In [None]:
!pip install sdmetrics matplotlib pandas
!pip install seaborn
!pip install nbformat

In [35]:
import pandas as pd
import matplotlib.pyplot as plt
import seaborn as sns
from sdmetrics.single_table import SingleTableMetric, NewRowSynthesis
from sdmetrics.reports.single_table import QualityReport
from sdmetrics.visualization import get_column_plot, get_column_pair_plot
from sdmetrics.single_column import RangeCoverage, CategoryCoverage, StatisticSimilarity
import plotly.io as pio
%matplotlib inline

real_table = pd.read_csv("./octgan/data/csv/loan/train.csv")
synthetic_table = pd.read_csv("./results/loan/syn.csv")
synthetic_table.columns = [
    'BTH_YR', 'GENDER', 'SCTR_CD', 'LN_CD_1', 'LN_CD_2', 'LN_CD_3',
    'LN_DT', 'LN_AMT', 'label', 'RPY_CD', 'EXP_DT', 'RATE', 'RPY_AMT'
]
cat_cols = ["BTH_YR", "GENDER", "SCTR_CD",
            "LN_CD_1", "LN_CD_2", "LN_CD_3",
            "LN_DT", "label", "RPY_CD", "EXP_DT"]
num_cols = ["LN_AMT", "RATE", "RPY_AMT"]

In [36]:
metadata = {
    "columns": {
        "BTH_YR": {"sdtype": "categorical"},
        "GENDER": {"sdtype": "categorical"},
        "SCTR_CD": {"sdtype": "categorical"},
        "LN_CD_1": {"sdtype": "categorical"},
        "LN_CD_2": {"sdtype": "categorical"},
        "LN_CD_3": {"sdtype": "categorical"},
        "LN_DT": {"sdtype": "categorical"},
        "LN_AMT": {"sdtype": "numerical"},
        "label": {"sdtype": "categorical"},
        "RPY_CD": {"sdtype": "categorical"},
        "EXP_DT": {"sdtype": "categorical"},
        "RATE": {"sdtype": "numerical"},
        "RPY_AMT": {"sdtype": "numerical"},
    }
}

In [29]:
report = QualityReport()
report.generate(synthetic_data=synthetic_table, real_data=real_table, metadata=metadata)

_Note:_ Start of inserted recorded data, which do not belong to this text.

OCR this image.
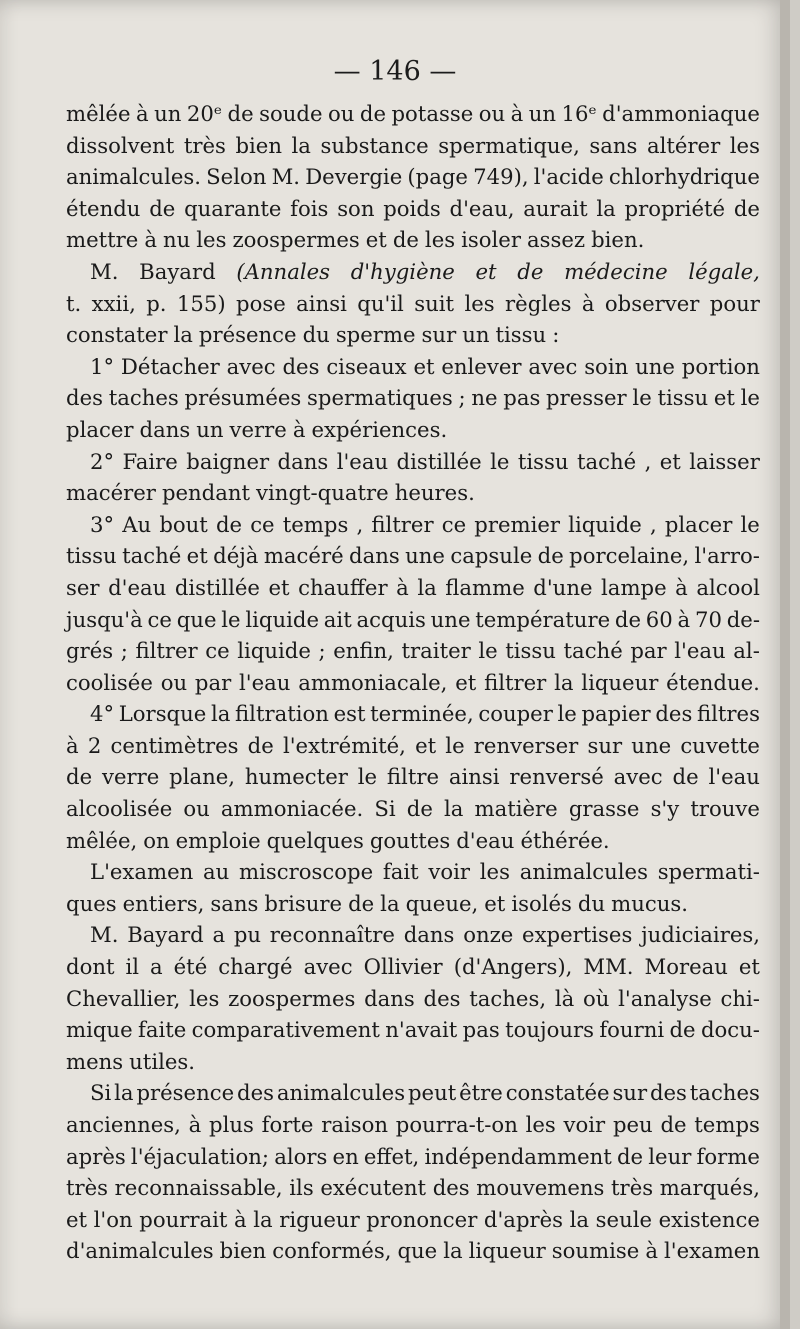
— 146 —
mêlée à un 20ᵉ de soude ou de potasse ou à un 16ᵉ d'ammoniaque
dissolvent très bien la substance spermatique, sans altérer les
animalcules. Selon M. Devergie (page 749), l'acide chlorhydrique
étendu de quarante fois son poids d'eau, aurait la propriété de
mettre à nu les zoospermes et de les isoler assez bien.
M. Bayard (Annales d'hygiène et de médecine légale,
t. xxii, p. 155) pose ainsi qu'il suit les règles à observer pour
constater la présence du sperme sur un tissu :
1° Détacher avec des ciseaux et enlever avec soin une portion
des taches présumées spermatiques ; ne pas presser le tissu et le
placer dans un verre à expériences.
2° Faire baigner dans l'eau distillée le tissu taché , et laisser
macérer pendant vingt-quatre heures.
3° Au bout de ce temps , filtrer ce premier liquide , placer le
tissu taché et déjà macéré dans une capsule de porcelaine, l'arro-
ser d'eau distillée et chauffer à la flamme d'une lampe à alcool
jusqu'à ce que le liquide ait acquis une température de 60 à 70 de-
grés ; filtrer ce liquide ; enfin, traiter le tissu taché par l'eau al-
coolisée ou par l'eau ammoniacale, et filtrer la liqueur étendue.
4° Lorsque la filtration est terminée, couper le papier des filtres
à 2 centimètres de l'extrémité, et le renverser sur une cuvette
de verre plane, humecter le filtre ainsi renversé avec de l'eau
alcoolisée ou ammoniacée. Si de la matière grasse s'y trouve
mêlée, on emploie quelques gouttes d'eau éthérée.
L'examen au miscroscope fait voir les animalcules spermati-
ques entiers, sans brisure de la queue, et isolés du mucus.
M. Bayard a pu reconnaître dans onze expertises judiciaires,
dont il a été chargé avec Ollivier (d'Angers), MM. Moreau et
Chevallier, les zoospermes dans des taches, là où l'analyse chi-
mique faite comparativement n'avait pas toujours fourni de docu-
mens utiles.
Si la présence des animalcules peut être constatée sur des taches
anciennes, à plus forte raison pourra-t-on les voir peu de temps
après l'éjaculation; alors en effet, indépendamment de leur forme
très reconnaissable, ils exécutent des mouvemens très marqués,
et l'on pourrait à la rigueur prononcer d'après la seule existence
d'animalcules bien conformés, que la liqueur soumise à l'examen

overall_quality_score = report.get_score()
metric_scores = report.get_properties()

print(f"Overall Quality Score: {overall_quality_score}")
metric_scores

Generating report ...

(1/2) Evaluating Column Shapes: |██████████| 13/13 [00:00<00:00, 50.60it/s]|
Column Shapes Score: 31.52%

(2/2) Evaluating Column Pair Trends: |██████████| 78/78 [00:01<00:00, 70.91it/s]|
Column Pair Trends Score: 13.55%

Overall Score (Average): 22.53%

Overall Quality Score: 0.22534646943177541


Unnamed: 0,Property,Score
0,Column Shapes,0.315234
1,Column Pair Trends,0.135459


In [50]:
fig = get_column_plot(
    real_data=real_table,
    synthetic_data=synthetic_table,
    column_name='RPY_AMT',
    plot_type='distplot'
)

pio.renderers.default = 'colab'
fig.show()

In [46]:
range_coverage_results = {}

for col in num_cols:
    result = RangeCoverage.compute(
        real_data=real_table[col],
        synthetic_data=synthetic_table[col]
    )
    range_coverage_results[col] = result

for col, score in range_coverage_results.items():
    print(f"{col}: {score:.2f}")

LN_AMT: 0.16
RATE: 0.97
RPY_AMT: 0.39


In [42]:
cat_coverage_results = {}
for col in cat_cols:
    result = CategoryCoverage.compute(
        real_data=real_table[col],
        synthetic_data=synthetic_table[col]
    )
    cat_coverage_results[col] = result

for col, score in cat_coverage_results.items():
    print(f"{col}: {score:.2f}")

BTH_YR: 0.20
GENDER: 1.00
SCTR_CD: 0.60
LN_CD_1: 0.67
LN_CD_2: 0.53
LN_CD_3: 0.83
LN_DT: 0.08
label: 1.00
RPY_CD: 0.33
EXP_DT: 0.03


In [45]:
stat_results = {}

for col in num_cols:
    result = StatisticSimilarity.compute(
        real_data=real_table[col],
        synthetic_data=synthetic_table[col],
        statistic='mean'
    )
    stat_results[col] = result

for col, score in stat_results.items():
    print(f"{col}: {score:.2f}")

LN_AMT: 0.98
RATE: 0.39
RPY_AMT: 0.97


In [49]:
NewRowSynthesis.compute(
    real_data=real_table,
    synthetic_data=synthetic_table,
    metadata=metadata,
    numerical_match_tolerance=0.01,
    synthetic_sample_size=60269
)


1.0